Obama administration officials responded on Saturday to two petitions calling for President Obama to veto the Stop Online Piracy Act (SOPA) and any similar bills, saying they would “not support legislation that reduces freedom of expression, increases cybersecurity risk, or undermines the dynamic, innovative global Internet.”
“So Obama has thrown in his lot with Silicon Valley paymasters who threaten all software creators with piracy, plain thievery,” Murdoch said in a tweet.
Activists and Internet professionals argue that the bills give outside agencies too much control over Internet content and could result in censorship and the erosion of free speech.
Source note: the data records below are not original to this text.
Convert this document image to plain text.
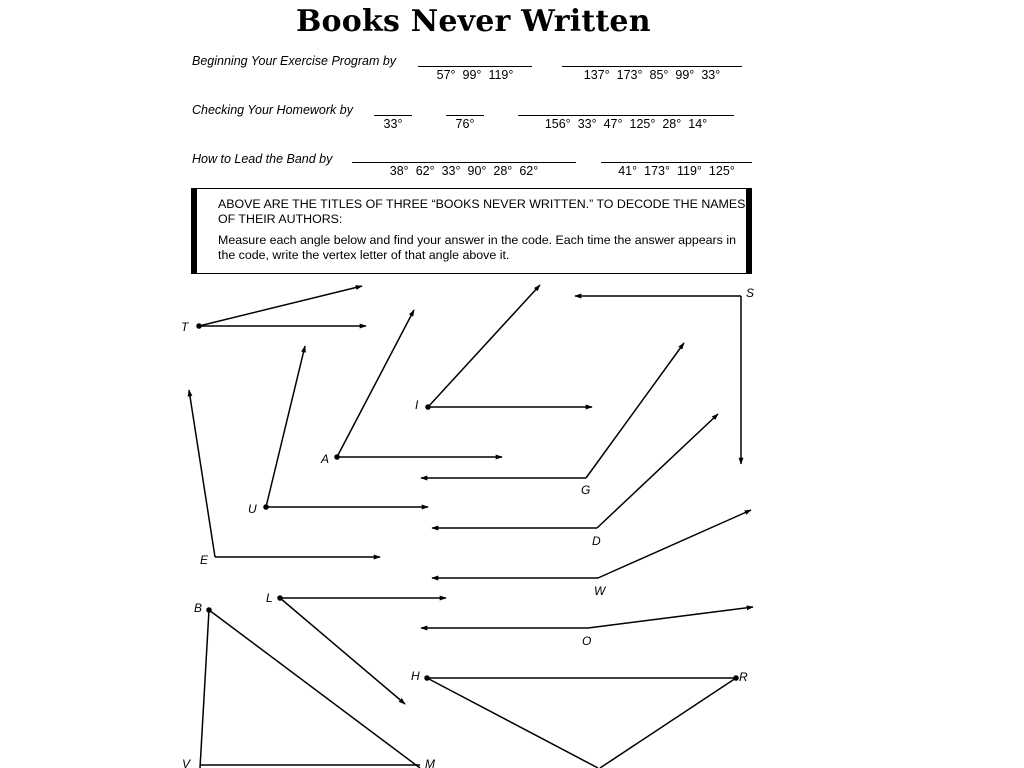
Books Never Written
Beginning Your Exercise Program by
57° 99° 119°	137° 173° 85° 99° 33°
Checking Your Homework by
33°	76°	156° 33° 47° 125° 28° 14°
How to Lead the Band by
38° 62° 33° 90° 28° 62°	41° 173° 119° 125°

ABOVE ARE THE TITLES OF THREE “BOOKS NEVER WRITTEN.” TO DECODE THE NAMES OF THEIR AUTHORS:

Measure each angle below and find your answer in the code. Each time the answer appears in the code, write the vertex letter of that angle above it.

T
S
I
A
G
U
D
E
W
L
O
B
V	M
H	R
Internet-base companies like Google and Yahoo oppose the measure, saying it would put U.S. tech policy on par with “China, Malaysia and Iran.”
“Piracy leader is Google who streams movies free, sells advts around them. No wonder pouring millions into lobbying,” Murdoch said in a follow up tweet.
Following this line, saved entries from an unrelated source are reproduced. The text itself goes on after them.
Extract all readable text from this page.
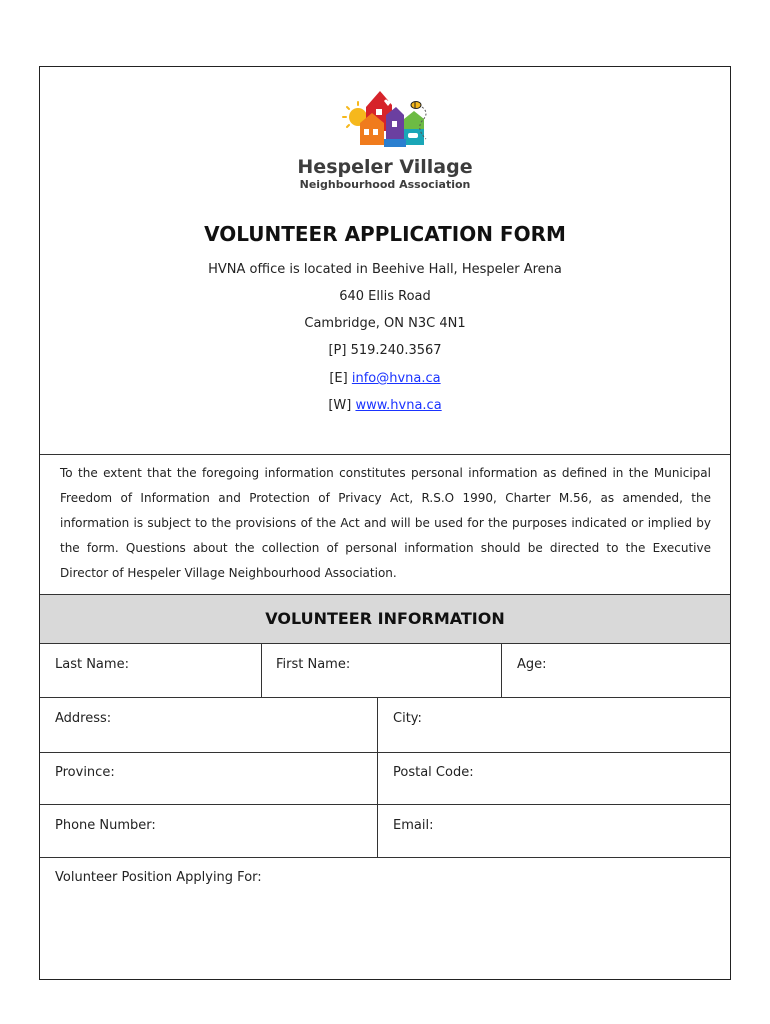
Hespeler Village
Neighbourhood Association
VOLUNTEER APPLICATION FORM
HVNA office is located in Beehive Hall, Hespeler Arena
640 Ellis Road
Cambridge, ON N3C 4N1
[P] 519.240.3567
[E] info@hvna.ca
[W] www.hvna.ca
To the extent that the foregoing information constitutes personal information as defined in the Municipal Freedom of Information and Protection of Privacy Act, R.S.O 1990, Charter M.56, as amended, the information is subject to the provisions of the Act and will be used for the purposes indicated or implied by the form. Questions about the collection of personal information should be directed to the Executive Director of Hespeler Village Neighbourhood Association.
VOLUNTEER INFORMATION
Last Name:	First Name:	Age:
Address:	City:
Province:	Postal Code:
Phone Number:	Email:
Volunteer Position Applying For:
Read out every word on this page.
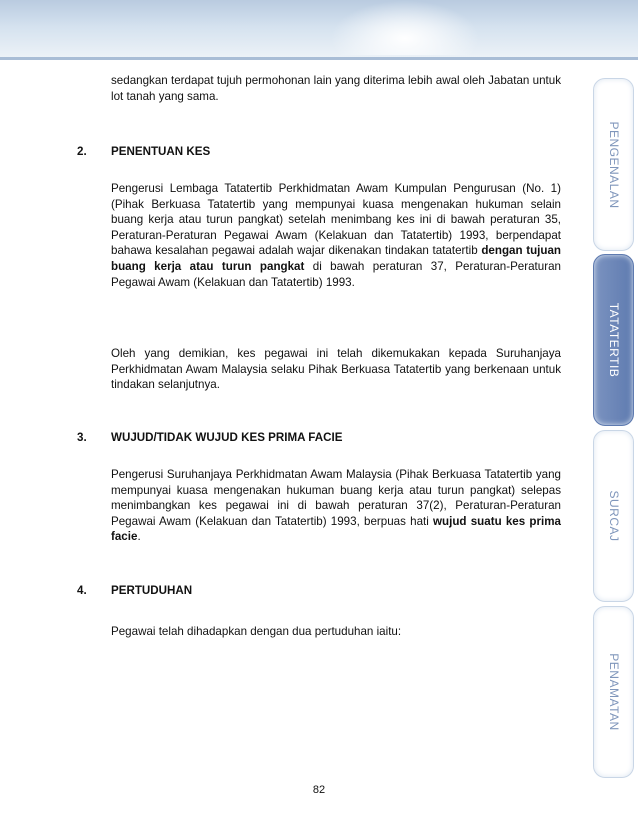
sedangkan terdapat tujuh permohonan lain yang diterima lebih awal oleh Jabatan untuk lot tanah yang sama.

2. PENENTUAN KES

Pengerusi Lembaga Tatatertib Perkhidmatan Awam Kumpulan Pengurusan (No. 1) (Pihak Berkuasa Tatatertib yang mempunyai kuasa mengenakan hukuman selain buang kerja atau turun pangkat) setelah menimbang kes ini di bawah peraturan 35, Peraturan-Peraturan Pegawai Awam (Kelakuan dan Tatatertib) 1993, berpendapat bahawa kesalahan pegawai adalah wajar dikenakan tindakan tatatertib dengan tujuan buang kerja atau turun pangkat di bawah peraturan 37, Peraturan-Peraturan Pegawai Awam (Kelakuan dan Tatatertib) 1993.

Oleh yang demikian, kes pegawai ini telah dikemukakan kepada Suruhanjaya Perkhidmatan Awam Malaysia selaku Pihak Berkuasa Tatatertib yang berkenaan untuk tindakan selanjutnya.

3. WUJUD/TIDAK WUJUD KES PRIMA FACIE

Pengerusi Suruhanjaya Perkhidmatan Awam Malaysia (Pihak Berkuasa Tatatertib yang mempunyai kuasa mengenakan hukuman buang kerja atau turun pangkat) selepas menimbangkan kes pegawai ini di bawah peraturan 37(2), Peraturan-Peraturan Pegawai Awam (Kelakuan dan Tatatertib) 1993, berpuas hati wujud suatu kes prima facie.

4. PERTUDUHAN

Pegawai telah dihadapkan dengan dua pertuduhan iaitu:

PENGENALAN
TATATERTIB
SURCAJ
PENAMATAN
82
“Just been to google search for mission impossible. Wow, several sites offering free links. I rest my case,” he added.
House Judiciary Committee chairman Rep. Lamar Smith (R-TX) said Friday that the controversial provision requiring Internet providers to block the domain names of overseas websites accused of hosting copyright content would be removed from SOPA. Sen. Patrick Leahy (D-MI) promised a day before to remove the provision in the Senate’s version, the PROTECT IP Act.
Saturday morning, Rep. Darrell Issa indicated that House Majority Leader Eric Cantor promised him that SOPA “would not be taken up” in the House until a “consensus” on anti-piracy legislation is found.